Paper No. 9
Presentation Time: 10:15 AM

EFFECT OF FRESHWATER DIVERSIONS ON MISSISSIPPI DELTA MARSHES BETWEEN 1984 AND 2009


RITER, J.C. Alexis1, KEARNEY, Michael S.1 and TURNER, R. Eugene2, (1)Department of Environmental Science and Technology, University of Maryland, College Park, MD 20742, (2)Department of Oceanography and Coastal Sciences, Louisiana State University, Baton Rouge, LA 70803, ariter99@umd.edu

Freshwater diversions, originally proposed to control flooding and later promoted to reduce salt water intrusion into fresh and intermediate Louisiana coastal marshes, have been a major marsh restoration strategy since the early 1990s. In January 2012, Louisiana State officials announced a fifty-year coastal restoration and protection master plan that included $4 billion to divert freshwater and sediment from the Mississippi River to stabilize and build new coastal marshes.

Our analysis of twelve Landsat data sets collected between 1984 and 2009, indicates that after two decades of operation, the Caernarvon, Naomi and West Pointe a La Hache freshwater diversions failed to substantially increase marsh vegetation health or marsh area. After Hurricanes Katrina and Rita in 2005, the marshes closest to the diversion inlets in Naomi and West Point a La Hache, and especially the Caernarvon diversion, showed more extensive vegetation and land loss compared to the less severe and transitory effects in adjacent reference sites.

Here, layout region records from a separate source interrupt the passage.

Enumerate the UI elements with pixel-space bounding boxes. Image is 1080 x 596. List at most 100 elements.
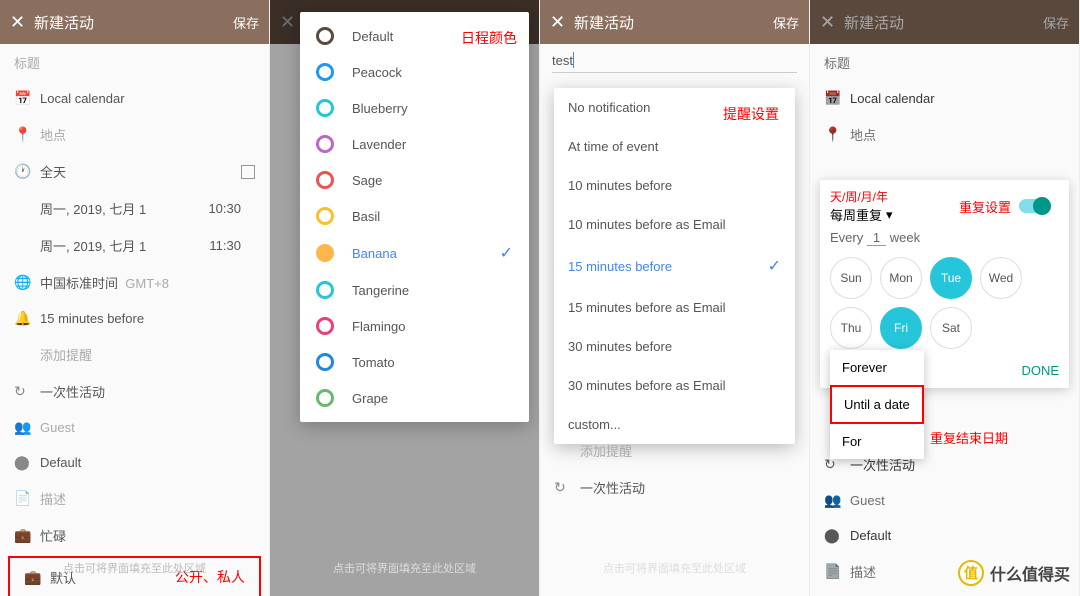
location-icon: 📍 (14, 126, 40, 143)
watermark: 值 什么值得买 (958, 560, 1070, 586)
color-swatch-icon (316, 244, 334, 262)
repeat-icon: ↻ (554, 479, 580, 496)
color-swatch-icon (316, 63, 334, 81)
end-option-forever[interactable]: Forever (830, 350, 924, 385)
color-option-sage[interactable]: Sage (300, 162, 529, 198)
watermark-badge-icon: 值 (958, 560, 984, 586)
save-button[interactable]: 保存 (233, 13, 259, 32)
reminder-option[interactable]: 10 minutes before as Email (554, 205, 795, 244)
color-option-grape[interactable]: Grape (300, 380, 529, 416)
color-swatch-icon (316, 389, 334, 407)
repeat-frequency-dropdown[interactable]: 每周重复▾ (830, 205, 959, 224)
close-icon[interactable]: ✕ (820, 12, 844, 33)
repeat-row[interactable]: ↻一次性活动 (0, 373, 269, 410)
add-reminder[interactable]: 添加提醒 (540, 432, 809, 469)
start-datetime[interactable]: 周一, 2019, 七月 110:30 (0, 190, 269, 227)
color-swatch-icon (316, 99, 334, 117)
location-row[interactable]: 📍地点 (0, 116, 269, 153)
check-icon: ✓ (768, 256, 781, 276)
color-option-peacock[interactable]: Peacock (300, 54, 529, 90)
color-option-banana[interactable]: Banana✓ (300, 234, 529, 272)
color-swatch-icon (316, 353, 334, 371)
repeat-row[interactable]: ↻一次性活动 (810, 446, 1079, 483)
color-dot-icon: ⬤ (14, 454, 40, 471)
repeat-row[interactable]: ↻一次性活动 (540, 469, 809, 506)
title-input[interactable]: 标题 (0, 44, 269, 81)
footer-hint: 点击可将界面填充至此处区域 (540, 560, 809, 576)
globe-icon: 🌐 (14, 274, 40, 291)
repeat-freq-annotation: 天/周/月/年 (830, 188, 959, 205)
header: ✕ 新建活动 保存 (810, 0, 1079, 44)
title-input[interactable]: 标题 (810, 44, 1079, 81)
note-icon: 📄 (14, 490, 40, 507)
calendar-icon: 📅 (14, 90, 40, 107)
color-swatch-icon (316, 135, 334, 153)
color-swatch-icon (316, 207, 334, 225)
close-icon[interactable]: ✕ (550, 12, 574, 33)
people-icon: 👥 (14, 419, 40, 436)
header: ✕ 新建活动 保存 (540, 0, 809, 44)
reminder-option[interactable]: 30 minutes before (554, 327, 795, 366)
calendar-row[interactable]: 📅Local calendar (0, 81, 269, 116)
briefcase-icon: 💼 (14, 527, 40, 544)
panel-repeat-settings: ✕ 新建活动 保存 标题 📅Local calendar 📍地点 天/周/月/年… (810, 0, 1080, 596)
reminder-option[interactable]: At time of event (554, 127, 795, 166)
header: ✕ 新建活动 保存 (0, 0, 269, 44)
day-wed[interactable]: Wed (980, 257, 1022, 299)
panel-color-picker: ✕ 新建活动 保存 DefaultPeacockBlueberryLavende… (270, 0, 540, 596)
color-option-flamingo[interactable]: Flamingo (300, 308, 529, 344)
color-annotation: 日程颜色 (461, 28, 517, 48)
color-swatch-icon (316, 27, 334, 45)
reminder-option[interactable]: 30 minutes before as Email (554, 366, 795, 405)
color-swatch-icon (316, 317, 334, 335)
description-row[interactable]: 📄描述 (0, 480, 269, 517)
color-option-lavender[interactable]: Lavender (300, 126, 529, 162)
day-sun[interactable]: Sun (830, 257, 872, 299)
done-button[interactable]: DONE (1021, 363, 1059, 378)
color-option-tangerine[interactable]: Tangerine (300, 272, 529, 308)
clock-icon: 🕐 (14, 163, 40, 180)
day-tue[interactable]: Tue (930, 257, 972, 299)
end-datetime[interactable]: 周一, 2019, 七月 111:30 (0, 227, 269, 264)
check-icon: ✓ (500, 243, 513, 263)
close-icon[interactable]: ✕ (10, 12, 34, 33)
busy-row[interactable]: 💼忙碌 (0, 517, 269, 554)
reminder-annotation: 提醒设置 (723, 104, 779, 124)
guest-row[interactable]: 👥Guest (810, 483, 1079, 518)
day-fri[interactable]: Fri (880, 307, 922, 349)
allday-checkbox[interactable] (241, 165, 255, 179)
color-option-tomato[interactable]: Tomato (300, 344, 529, 380)
color-option-basil[interactable]: Basil (300, 198, 529, 234)
panel-reminder-picker: ✕ 新建活动 保存 test No notificationAt time of… (540, 0, 810, 596)
guest-row[interactable]: 👥Guest (0, 410, 269, 445)
footer-hint: 点击可将界面填充至此处区域 (270, 560, 539, 576)
every-row: Every 1 week (820, 226, 1069, 249)
footer-hint: 点击可将界面填充至此处区域 (0, 560, 269, 576)
day-mon[interactable]: Mon (880, 257, 922, 299)
color-swatch-icon (316, 281, 334, 299)
add-reminder[interactable]: 添加提醒 (0, 336, 269, 373)
repeat-annotation: 重复设置 (959, 197, 1011, 216)
end-annotation: 重复结束日期 (930, 428, 1008, 447)
reminder-option[interactable]: 15 minutes before✓ (554, 244, 795, 288)
every-input[interactable]: 1 (867, 230, 886, 246)
location-row[interactable]: 📍地点 (810, 116, 1079, 153)
allday-row[interactable]: 🕐全天 (0, 153, 269, 190)
reminder-row[interactable]: 🔔15 minutes before (0, 301, 269, 336)
color-option-blueberry[interactable]: Blueberry (300, 90, 529, 126)
color-row[interactable]: ⬤Default (0, 445, 269, 480)
reminder-option[interactable]: 15 minutes before as Email (554, 288, 795, 327)
day-thu[interactable]: Thu (830, 307, 872, 349)
title-input[interactable]: test (552, 48, 797, 73)
color-dialog: DefaultPeacockBlueberryLavenderSageBasil… (300, 12, 529, 422)
day-sat[interactable]: Sat (930, 307, 972, 349)
timezone-row[interactable]: 🌐中国标准时间 GMT+8 (0, 264, 269, 301)
calendar-row[interactable]: 📅Local calendar (810, 81, 1079, 116)
reminder-option[interactable]: 10 minutes before (554, 166, 795, 205)
repeat-toggle[interactable] (1019, 199, 1049, 213)
chevron-down-icon: ▾ (886, 207, 893, 223)
color-row[interactable]: ⬤Default (810, 518, 1079, 553)
end-dropdown: Forever Until a date For (830, 350, 924, 459)
color-swatch-icon (316, 171, 334, 189)
end-option-until-date[interactable]: Until a date (830, 385, 924, 424)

We suggest that the susceptibility of marshes adjacent to diversion inlets to greater hurricane damage was due to high nutrient flux and the constant overwatering of marsh vegetation. Nitrogen and phosphorous concentrations in freshwater diversions increase aboveground biomass at the expense of rhizome and root growth, reduce soil strength and organic soil accretion rates and increase lodging or collapse of aboveground vegetation. Our results are consistent with other scientists who found that the introduction of Mississippi River water to coastal marshes creates a more reduced soil, increases decomposition of root systems, and produces a weakened soil that increases marsh vulnerability to hurricane damage.